Even as I typed that title into Blogger, here, the word "dieing" got one of those squiggles of red underneath it indicating that something isn't spelled correctly. We all know -- don't we? -- that often those squiggles are really wrong, and that the computer program just doesn't recognize a perfectly real word (such as a proper noun or a term from a foreign language) but I'm distressed that Ms. Konyk didn't have the ability to correct her story so that the title read "Dying Isn't Always Bad." I would lose some respect for Ms. Konyk on this point alone, but the next paragraph in the article left Miss Edith's head spinning (bracketed text is mine):

"Nadia said she wanted to major in English at college [!!!!!] and someday hopes to be published [join the club, sweetie; even real published writers, even people who know how to spell, keep hoping that they'll be published]. She does not see a problem with reading few books. "No one's ever said you should read more books to get into college." "

That last sentence is enough to make Miss Edith want to hang herself. Ms. Konyk is young and doubtless has no idea of just how stupid her statement makes her sound, and I will try to cut her some slack, but.... heavens to mercy, people. College is supposed to be just precisely about reading books, and, yes, my darling, the more books you read -- good books in particular, by which I do not necessarily mean Faulkner or Melville, because "good" covers a wide, wide range of material -- the more likely it is that you will get into college. And by "college" I mean a respectable liberal arts institution where the professors encourage reading real books so as to encourage the students to engage in lucid critical thinking.

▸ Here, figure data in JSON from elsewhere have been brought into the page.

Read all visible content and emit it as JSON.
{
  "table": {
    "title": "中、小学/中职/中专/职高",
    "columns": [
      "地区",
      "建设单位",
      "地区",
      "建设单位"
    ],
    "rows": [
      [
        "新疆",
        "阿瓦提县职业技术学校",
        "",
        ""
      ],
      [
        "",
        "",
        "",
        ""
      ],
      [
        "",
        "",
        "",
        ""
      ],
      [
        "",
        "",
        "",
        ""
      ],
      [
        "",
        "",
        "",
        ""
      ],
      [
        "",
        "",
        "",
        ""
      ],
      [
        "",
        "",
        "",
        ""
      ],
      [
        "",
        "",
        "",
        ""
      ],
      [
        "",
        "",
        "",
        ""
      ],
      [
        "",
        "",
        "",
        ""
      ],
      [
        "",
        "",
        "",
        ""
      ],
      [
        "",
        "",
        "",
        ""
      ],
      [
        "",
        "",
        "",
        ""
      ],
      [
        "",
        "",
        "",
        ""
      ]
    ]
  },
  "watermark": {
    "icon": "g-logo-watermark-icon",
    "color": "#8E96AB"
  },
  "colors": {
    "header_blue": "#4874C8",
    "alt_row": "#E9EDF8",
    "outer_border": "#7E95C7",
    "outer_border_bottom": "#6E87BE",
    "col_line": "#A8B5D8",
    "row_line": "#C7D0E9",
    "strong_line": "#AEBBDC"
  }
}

Ms. Konyk may end up going to Harvard or Yale, for all I know -- she's fifteen years old and anything is possible for her, after all -- but if she does go to a good liberal arts college where she majors in English, I suspect she will be shocked by how many of her peers there already know that "dying" is spelled with a "y" and that books are not to be pooh-poohed just because the author of the text has already determined for the reader who dies, who marries, and what happens in the end.

I would say that this was an appalling article, but it wasn't. What was appalling was the attitude of many of the article's subjects. Please read this piece and then try very hard to not bash your head against the nearest brick wall.

1 comment:

Unknown said...

Scary,isn't it? I understand that language is a living entity (for lack of a better word), but what's happening right now. Is ridiculous. There is a billboard on 91 near Hartford for St. Francis Hospital that reads "FYI: Our OB/GYN nurses are XLNT." IMspeak is all well and good and can be a lot of fun . . .but the fact that it's going mainstream!!

Your 15 year old "reader" who thinks fanfic is reading . . .half the fun of reading fanfic is recognizing how poorly written much of it is! I will read it occasionally, but more than once have given it up because it just sucks . . .never mind the plot THE WRITING. ugh.

Glad Edie is back! Oh, I also need Miss Edith's biscuit recipe . . .got tons of tomatoes getting ready to ripen. If Miss Edith & Notarious ever decide to venture out of Metropolis, they'd be most welcome in the House of Hound! Know anyone who'd like a puppy?